Comment by 🚀 astrowat
Re: "I’m pondering about self hosting a small gopher hole on my…"
Re: with docker - you want to make sure you don’t elevate access unnecessarily and have a non-root user to run the process. I know it’s possible to escape the container if it’s not secured.
🚀 astrowat [OP, I was there 3000 years ago…]
Apr 16 · 3 weeks ago
2 Later Comments ↓
🐙 norayr [mod] · Apr 20 at 00:20:
there's old good chroot, back in decades ago people were running servers in chroots when they weren't sure. and chroots could be very small.
if the binary was statically compiled it basically needed just a kernel and its own configs.
but i am much more interested in how do you run a gopher bbs for meshtastic?
can i guess? you have a program that presents itself as socks proxy for your gopher browser. then instead of proxying it talks to a meshtastic device. on the other side a similar program gets a request and passes it to a gopher server.
i am writing such a program, have it half baked, need to concentrate and continue. how do you do this? can you explain what you do?
🚀 astrowat [OP] · Apr 20 at 11:24:
I’m using MeshGopher (not mine - https://github.com/jmansell90/meshgopher) which has a very basic gopher server built in, the builtin client chats via DM and will chunk text to get around the 200 byte limit.
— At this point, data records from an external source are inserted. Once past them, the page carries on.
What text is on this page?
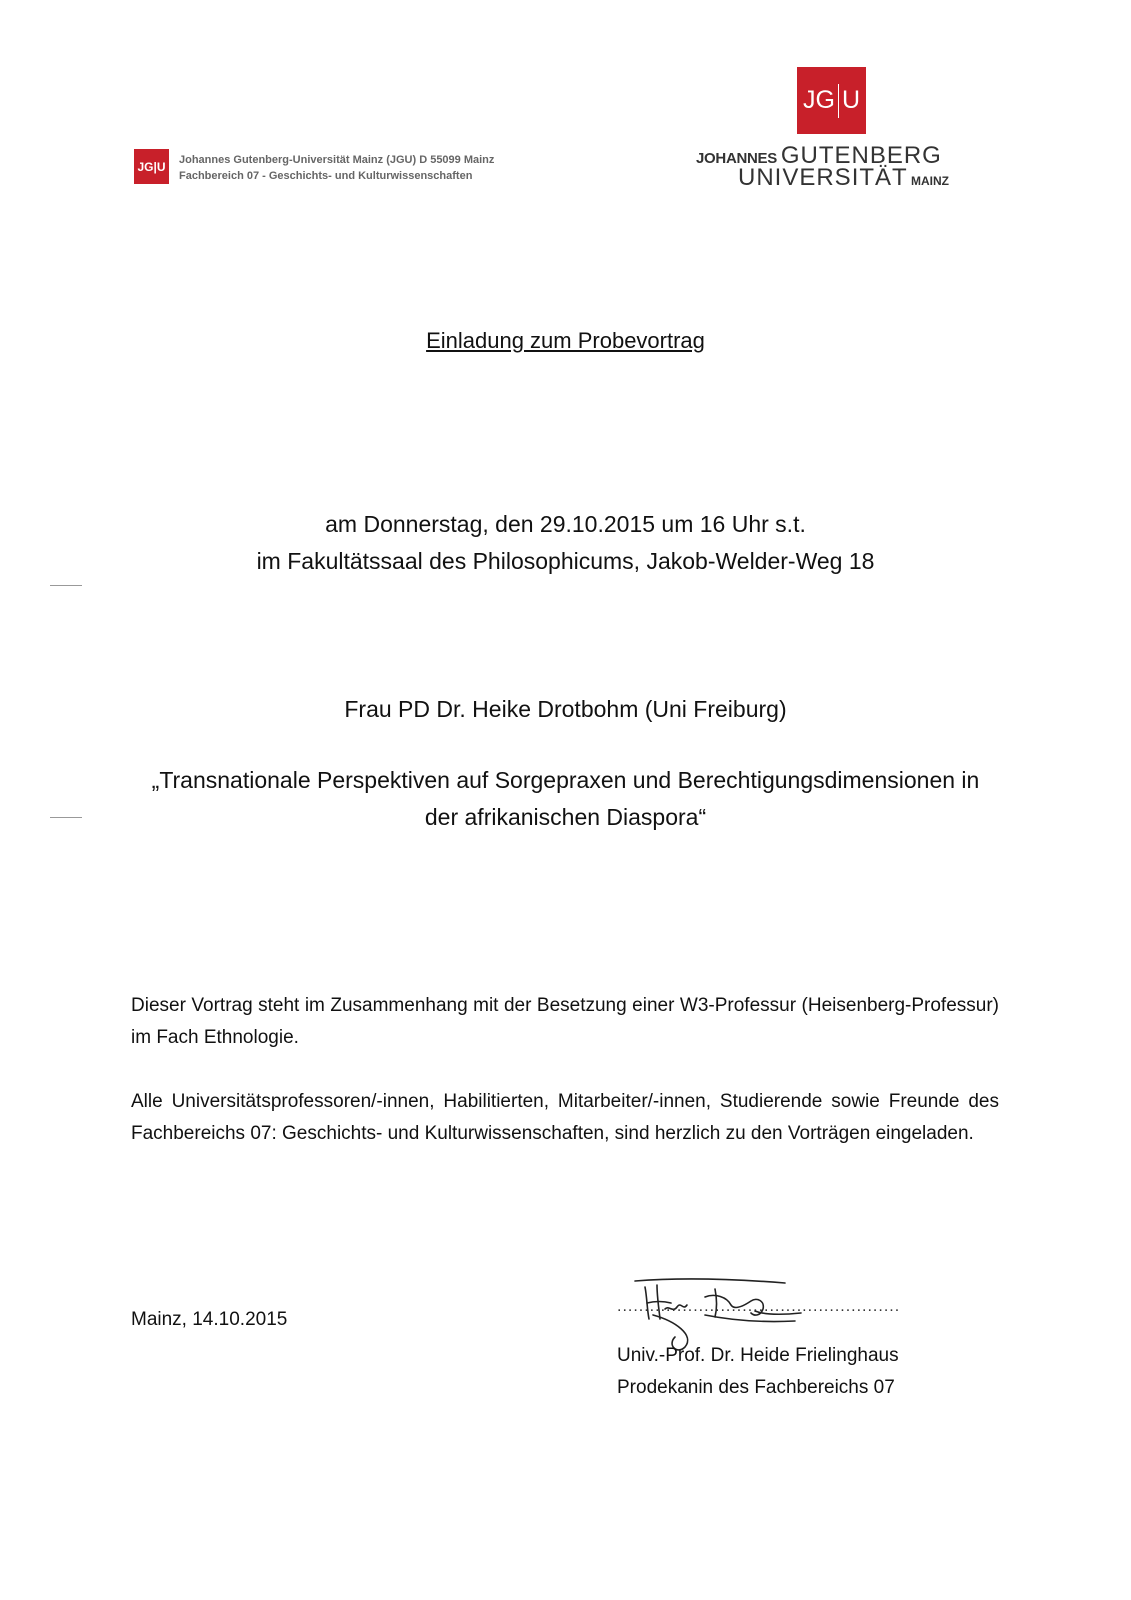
JG|U	Johannes Gutenberg-Universität Mainz (JGU) D 55099 Mainz
Fachbereich 07 - Geschichts- und Kulturwissenschaften
JG U
JOHANNES GUTENBERG
UNIVERSITÄT MAINZ
Einladung zum Probevortrag
am Donnerstag, den 29.10.2015 um 16 Uhr s.t.
im Fakultätssaal des Philosophicums, Jakob-Welder-Weg 18
Frau PD Dr. Heike Drotbohm (Uni Freiburg)
„Transnationale Perspektiven auf Sorgepraxen und Berechtigungsdimensionen in
der afrikanischen Diaspora“
Dieser Vortrag steht im Zusammenhang mit der Besetzung einer W3-Professur (Heisenberg-Professur) im Fach Ethnologie.
Alle Universitätsprofessoren/-innen, Habilitierten, Mitarbeiter/-innen, Studierende sowie Freunde des Fachbereichs 07: Geschichts- und Kulturwissenschaften, sind herzlich zu den Vorträgen eingeladen.
Mainz, 14.10.2015
....................................................
Univ.-Prof. Dr. Heide Frielinghaus
Prodekanin des Fachbereichs 07
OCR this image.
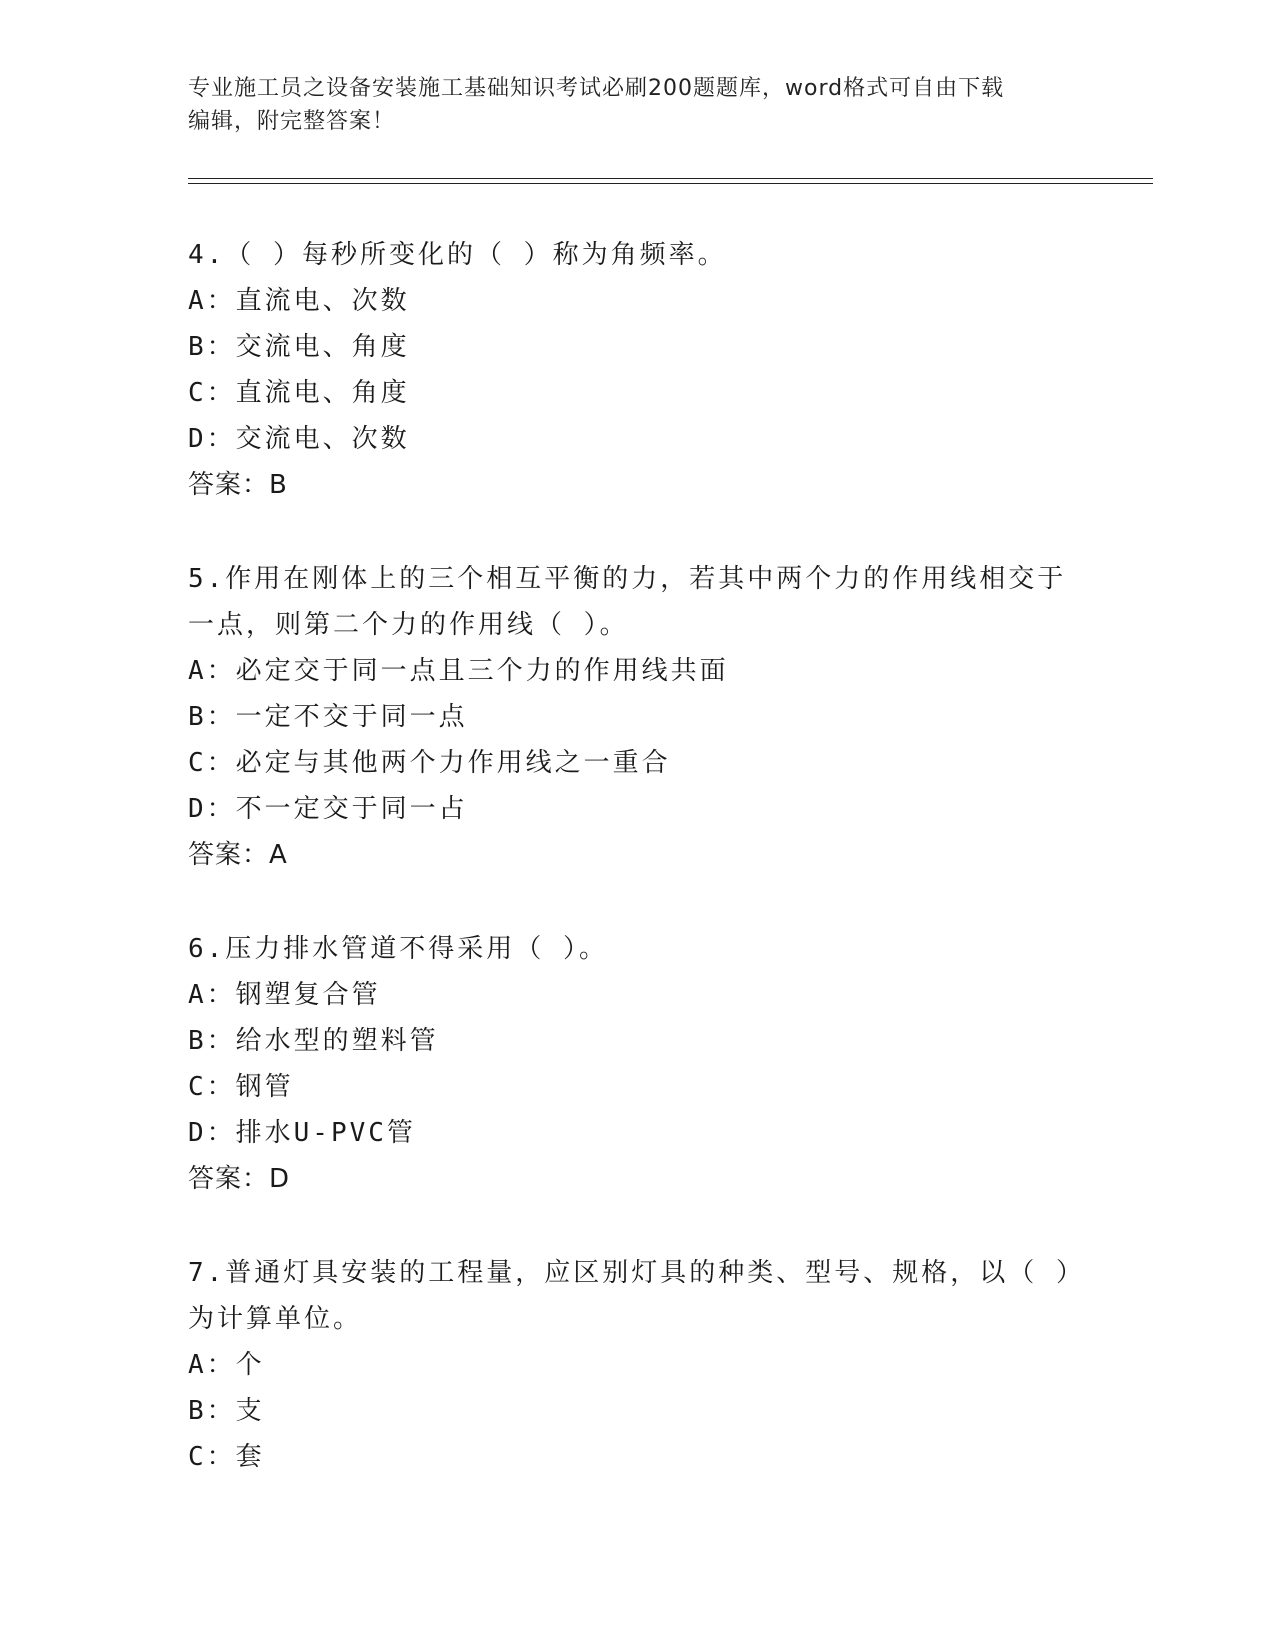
专业施工员之设备安装施工基础知识考试必刷200题题库，word格式可自由下载
编辑，附完整答案！
4.（ ）每秒所变化的（ ）称为角频率。
A：直流电、次数
B：交流电、角度
C：直流电、角度
D：交流电、次数
答案：B
5.作用在刚体上的三个相互平衡的力，若其中两个力的作用线相交于
一点，则第二个力的作用线（ ）。
A：必定交于同一点且三个力的作用线共面
B：一定不交于同一点
C：必定与其他两个力作用线之一重合
D：不一定交于同一占
答案：A
6.压力排水管道不得采用（ ）。
A：钢塑复合管
B：给水型的塑料管
C：钢管
D：排水U-PVC管
答案：D
7.普通灯具安装的工程量，应区别灯具的种类、型号、规格，以（ ）
为计算单位。
A：个
B：支
C：套
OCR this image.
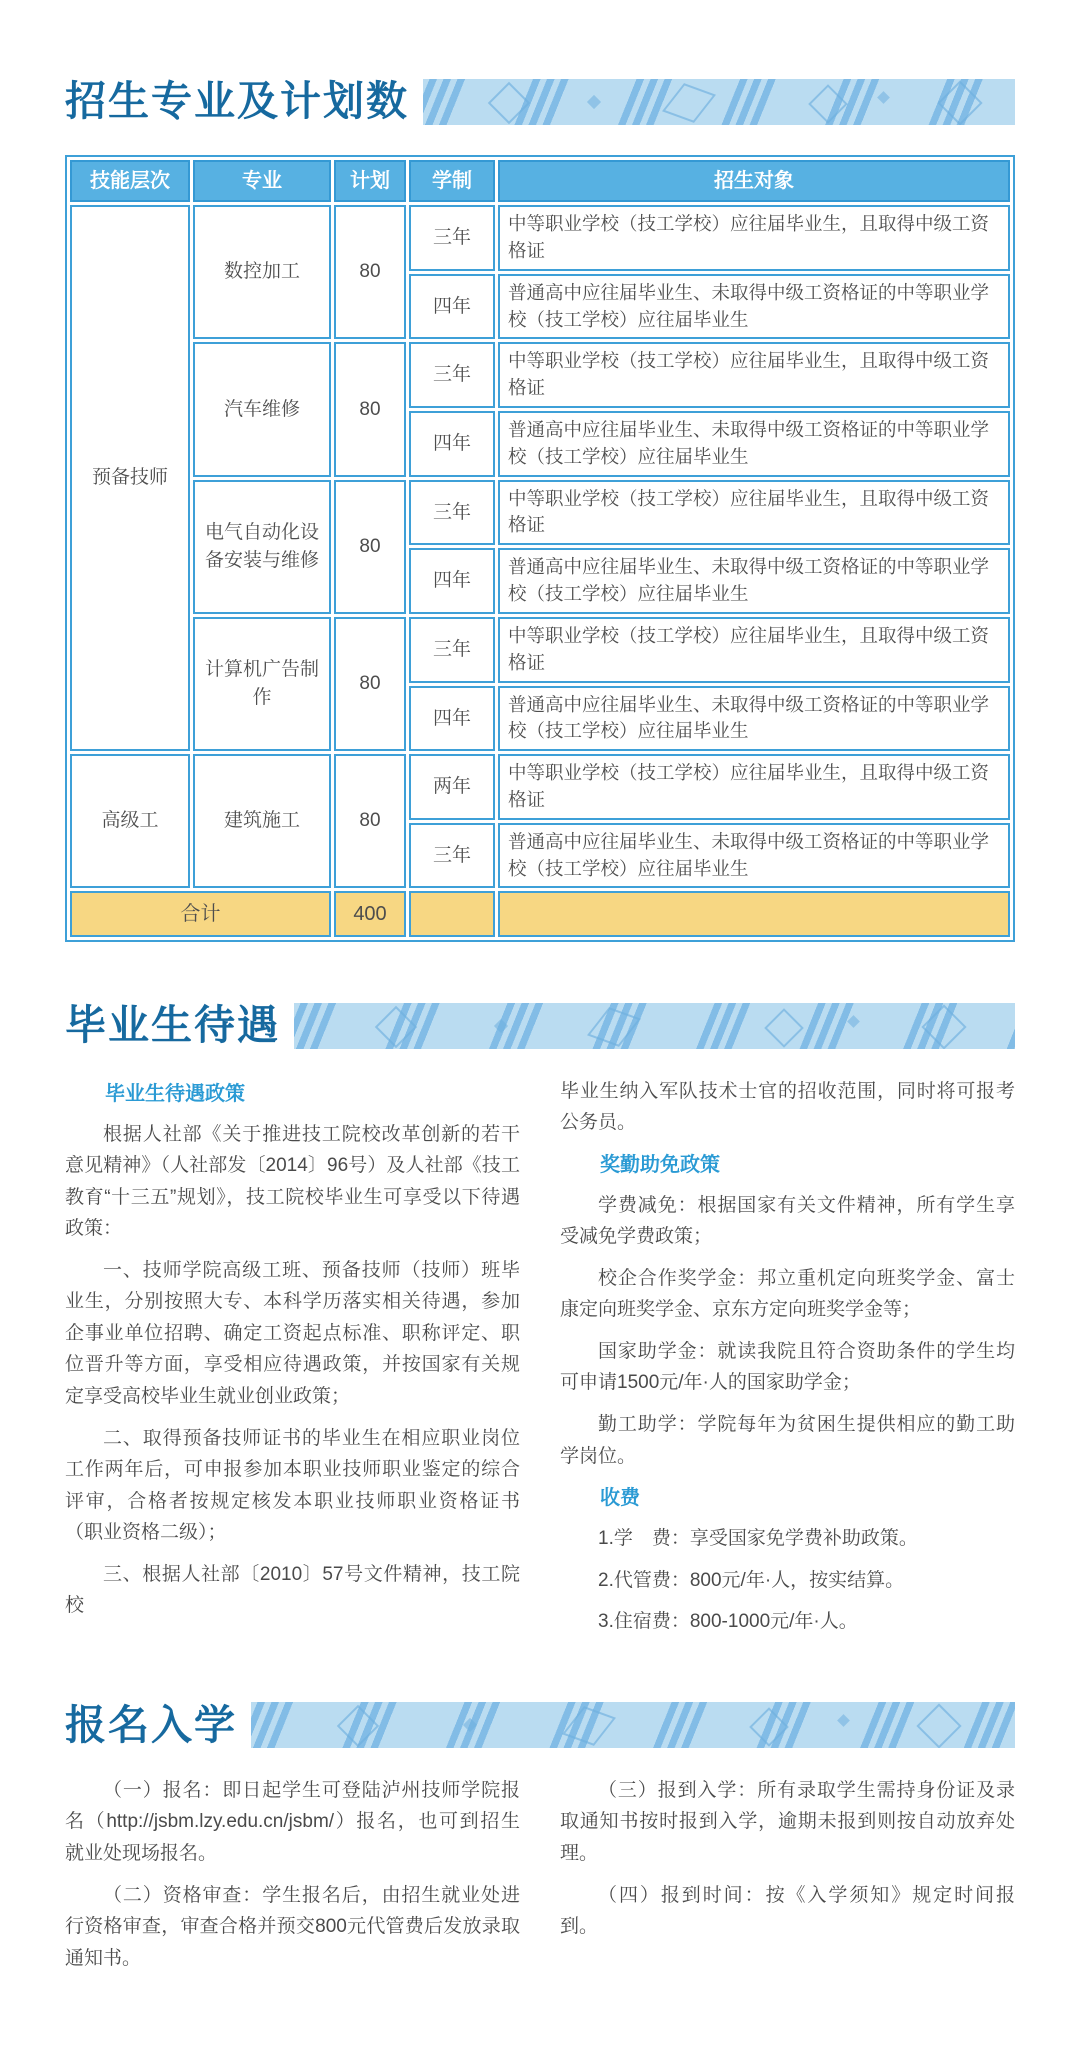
招生专业及计划数
技能层次	专业	计划	学制	招生对象
预备技师	数控加工	80	三年	中等职业学校（技工学校）应往届毕业生，且取得中级工资格证
			四年	普通高中应往届毕业生、未取得中级工资格证的中等职业学校（技工学校）应往届毕业生
	汽车维修	80	三年	中等职业学校（技工学校）应往届毕业生，且取得中级工资格证
			四年	普通高中应往届毕业生、未取得中级工资格证的中等职业学校（技工学校）应往届毕业生
	电气自动化设备安装与维修	80	三年	中等职业学校（技工学校）应往届毕业生，且取得中级工资格证
			四年	普通高中应往届毕业生、未取得中级工资格证的中等职业学校（技工学校）应往届毕业生
	计算机广告制作	80	三年	中等职业学校（技工学校）应往届毕业生，且取得中级工资格证
			四年	普通高中应往届毕业生、未取得中级工资格证的中等职业学校（技工学校）应往届毕业生
高级工	建筑施工	80	两年	中等职业学校（技工学校）应往届毕业生，且取得中级工资格证
			三年	普通高中应往届毕业生、未取得中级工资格证的中等职业学校（技工学校）应往届毕业生
合计		400		
毕业生待遇
毕业生待遇政策

根据人社部《关于推进技工院校改革创新的若干意见精神》（人社部发〔2014〕96号）及人社部《技工教育“十三五”规划》，技工院校毕业生可享受以下待遇政策：

一、技师学院高级工班、预备技师（技师）班毕业生，分别按照大专、本科学历落实相关待遇，参加企事业单位招聘、确定工资起点标准、职称评定、职位晋升等方面，享受相应待遇政策，并按国家有关规定享受高校毕业生就业创业政策；

二、取得预备技师证书的毕业生在相应职业岗位工作两年后，可申报参加本职业技师职业鉴定的综合评审，合格者按规定核发本职业技师职业资格证书（职业资格二级）；

三、根据人社部〔2010〕57号文件精神，技工院校

毕业生纳入军队技术士官的招收范围，同时将可报考公务员。

奖勤助免政策

学费减免：根据国家有关文件精神，所有学生享受减免学费政策；

校企合作奖学金：邦立重机定向班奖学金、富士康定向班奖学金、京东方定向班奖学金等；

国家助学金：就读我院且符合资助条件的学生均可申请1500元/年·人的国家助学金；

勤工助学：学院每年为贫困生提供相应的勤工助学岗位。

收费

1.学　费：享受国家免学费补助政策。

2.代管费：800元/年·人，按实结算。

3.住宿费：800-1000元/年·人。

报名入学

（一）报名：即日起学生可登陆泸州技师学院报名（http://jsbm.lzy.edu.cn/jsbm/）报名，也可到招生就业处现场报名。

（二）资格审查：学生报名后，由招生就业处进行资格审查，审查合格并预交800元代管费后发放录取通知书。

（三）报到入学：所有录取学生需持身份证及录取通知书按时报到入学，逾期未报到则按自动放弃处理。

（四）报到时间：按《入学须知》规定时间报到。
I was thinking about using gophernicus to add a bit of dynamic content (weather, etc).
Original Post
I’m pondering about self hosting a small gopher hole on my raspberry pi. It’s mostly for #meshtastic (I’m using it as a BBS), but I’d like to show it off to people without a mesh of their own. Would it be a bad idea to open port 70 on my firewall? I’m intentionally avoiding any cgi so the surface area of attack in smallish.